En una discusión con argumentos totalmente opuestos, más allá de intentar "ganar" y convencer al otro, póngase en sus zapatos y, si de plano no le quedan, mejor evite el tema.

En una discusión con argumentos totalmente opuestos, por ejemplo, en materia política, más allá de intentar “ganar” y convencer al otro, póngase en sus zapatos y, si de plano no le quedan, mejor evite el tema… y peleas, recomiendan terapeutas.

En un escenario ideal la discusión debería conducir al intercambio de ideas, de pros y contras y de conclusiones; si no es así, se deriva en confrontación.

Las emociones se sienten y, normalmente, no entienden de razones. No se puede convencer a una emoción, así que no importa qué tan razonable sea el argumento del otro: prácticamente queda descartado.

Detalla que, ante la imposibilidad de cambiar una emoción, lo mejor es que cada quien se quede con su idea política y no se insista en el tema porque hay riesgo de insultarse.

Si claramente no llegaremos a un acuerdo y no nos vamos a convencer, no nos lastimemos. En la vida cotidiana normalmente no somos capaces de lidiar con ello. Normalmente no tenemos ese control, esa inteligencia emocional; de tal manera que lo mejor sería evitar el conflicto.

El experto considera que todas las personas tendrían que trabajar mucho más en el control emocional y ser capaces de cambiar y pensar en el otro, pero eso requiere de crecimiento.

Al principio sólo pienso en mí. En lo que deseo y quiero. Todo radica en poder, en supremacía.

Para trabajar en este proceso, hay que rodearse de situaciones que puedan crear estados de belleza, armonía, paz y orden, como el arte, mirar paisajes, estar en silencio, en orden. Eso cambia la forma de funcionamiento cerebral.

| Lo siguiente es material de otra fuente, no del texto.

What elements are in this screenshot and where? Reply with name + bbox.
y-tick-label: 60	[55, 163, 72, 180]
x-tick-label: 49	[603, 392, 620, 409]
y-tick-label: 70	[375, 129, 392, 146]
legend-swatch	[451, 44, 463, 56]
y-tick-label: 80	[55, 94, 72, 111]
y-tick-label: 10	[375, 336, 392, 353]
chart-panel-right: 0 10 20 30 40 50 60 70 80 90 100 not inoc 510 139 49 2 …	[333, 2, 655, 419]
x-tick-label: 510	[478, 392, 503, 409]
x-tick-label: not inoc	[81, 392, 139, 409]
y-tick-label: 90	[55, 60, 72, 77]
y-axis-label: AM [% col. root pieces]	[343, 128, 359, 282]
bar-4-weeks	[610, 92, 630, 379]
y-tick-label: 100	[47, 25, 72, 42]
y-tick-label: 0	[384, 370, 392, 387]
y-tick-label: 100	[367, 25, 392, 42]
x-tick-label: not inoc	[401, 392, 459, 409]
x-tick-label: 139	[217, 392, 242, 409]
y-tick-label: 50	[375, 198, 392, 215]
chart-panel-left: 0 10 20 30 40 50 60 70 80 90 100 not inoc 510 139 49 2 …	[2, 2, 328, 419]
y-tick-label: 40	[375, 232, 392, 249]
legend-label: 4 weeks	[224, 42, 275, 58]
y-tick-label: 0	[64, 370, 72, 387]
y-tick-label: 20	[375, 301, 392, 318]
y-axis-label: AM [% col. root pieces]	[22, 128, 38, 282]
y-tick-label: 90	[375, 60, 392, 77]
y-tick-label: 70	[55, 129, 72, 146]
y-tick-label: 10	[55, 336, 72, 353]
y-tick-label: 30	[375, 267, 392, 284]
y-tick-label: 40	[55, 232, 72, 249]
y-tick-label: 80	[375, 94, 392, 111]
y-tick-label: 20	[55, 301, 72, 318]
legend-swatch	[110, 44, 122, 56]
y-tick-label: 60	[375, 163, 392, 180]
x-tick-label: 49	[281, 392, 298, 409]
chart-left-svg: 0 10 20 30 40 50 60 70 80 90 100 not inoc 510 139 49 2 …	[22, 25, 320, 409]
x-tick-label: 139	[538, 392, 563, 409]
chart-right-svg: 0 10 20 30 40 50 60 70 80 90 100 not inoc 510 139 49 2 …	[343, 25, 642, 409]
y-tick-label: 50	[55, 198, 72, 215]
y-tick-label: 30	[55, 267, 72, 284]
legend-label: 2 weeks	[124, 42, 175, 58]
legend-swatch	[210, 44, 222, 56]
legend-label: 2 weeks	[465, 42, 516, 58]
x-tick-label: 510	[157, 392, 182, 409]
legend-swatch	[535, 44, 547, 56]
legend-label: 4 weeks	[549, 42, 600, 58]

Por otra parte, se indica que lo importante es analizar cuáles son los mecanismos de resolución de conflictos familiares porque así, independientemente del tema, se desarticula el conflicto.

Para el experto, también es necesario que las familias reflexionen sobre cuáles deberían ser los acuerdos equilibrados y justos para todos.

Es decir, se puede caer en el autoritarismo y decir que el que decide y manda es el padre o la madre, sólo por serlo y tampoco se trata de eso.

Además se considera que debe tomarse en cuenta que dentro del núcleo familiar o de amigos puede haber conflictos y las diferencias políticas pueden ser sólo un pretexto para pelear.